More questions danced back and forth across the surface of his mind. He looked from one face to another hoping to find someone he could question further. He realized that this was probably the most he had ever heard anyone tell about his father in one sitting. At this point he hadn't quite decided how he felt about what he had heard but he did feel a burning desire to know more.

To his dismay, he seemed to have exhausted all the truths that the Janin had to offer him that day. Not a one of them would look him in the eye as he looked from one to the other. He looked down at the six silver daggers sheathed across his chest. Then he looked up again. There were two questions that rose ahead of the others. He leaned forward and looked over at Mansin.

"Why did they call him the Answerer?"

Mansin said nothing.

Ashur waited a moment and then asked,

"Who was Eli?"

Not a word was spoken the whole rest of the ride. Save for the pounding of the horse's hooves and the whirl of the wagon wheels there was utter silence. Segurant and the Janin all seemed lost in the benighted realms of their own darkest thoughts.
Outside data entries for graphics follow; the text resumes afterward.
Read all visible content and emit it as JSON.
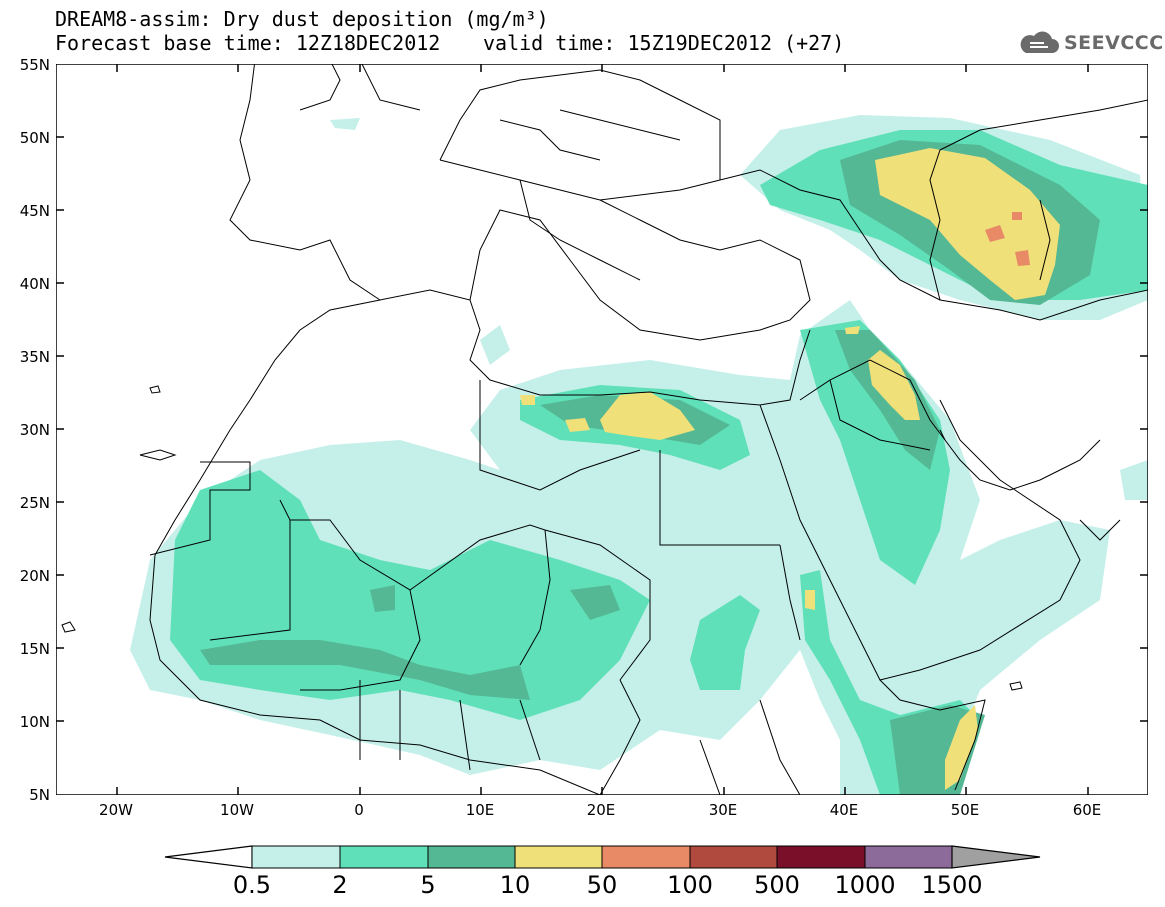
{
  "header": {
    "title_line1": "DREAM8-assim: Dry dust deposition (mg/m³)",
    "base_time": "Forecast base time: 12Z18DEC2012",
    "valid_time": "valid time: 15Z19DEC2012 (+27)",
    "logo_text": "SEEVCCC",
    "logo_icon": "cloud-icon"
  },
  "axes": {
    "lat_labels": [
      "55N",
      "50N",
      "45N",
      "40N",
      "35N",
      "30N",
      "25N",
      "20N",
      "15N",
      "10N",
      "5N"
    ],
    "lon_labels": [
      "20W",
      "10W",
      "0",
      "10E",
      "20E",
      "30E",
      "40E",
      "50E",
      "60E"
    ],
    "lat_range": [
      5,
      55
    ],
    "lon_range": [
      -25,
      65
    ]
  },
  "legend": {
    "labels": [
      "0.5",
      "2",
      "5",
      "10",
      "50",
      "100",
      "500",
      "1000",
      "1500"
    ],
    "colors": [
      "#c5f0ea",
      "#5fe0b8",
      "#55b894",
      "#f0e07a",
      "#e88a66",
      "#b04a3e",
      "#7a0f2a",
      "#8c6a9a",
      "#a0a0a0"
    ]
  },
  "colors": {
    "frame": "#000000",
    "borders": "#000000"
  }
}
Ashur's own thoughts battled between the task at hand and the rescue of his sister and the processing of the new revelations about his father. Though he knew his sister and her rescue to be the more important there wasn't much more he could do about her than he was already doing. The thoughts of his father rose up inside of him.

His father was a man of secrets. A man who had told the men he trained they could only eat if the food was stolen from their comrades. A man who had ordered his men to turn on one another. Ashur's mind drifted to one of the many training sessions with his father.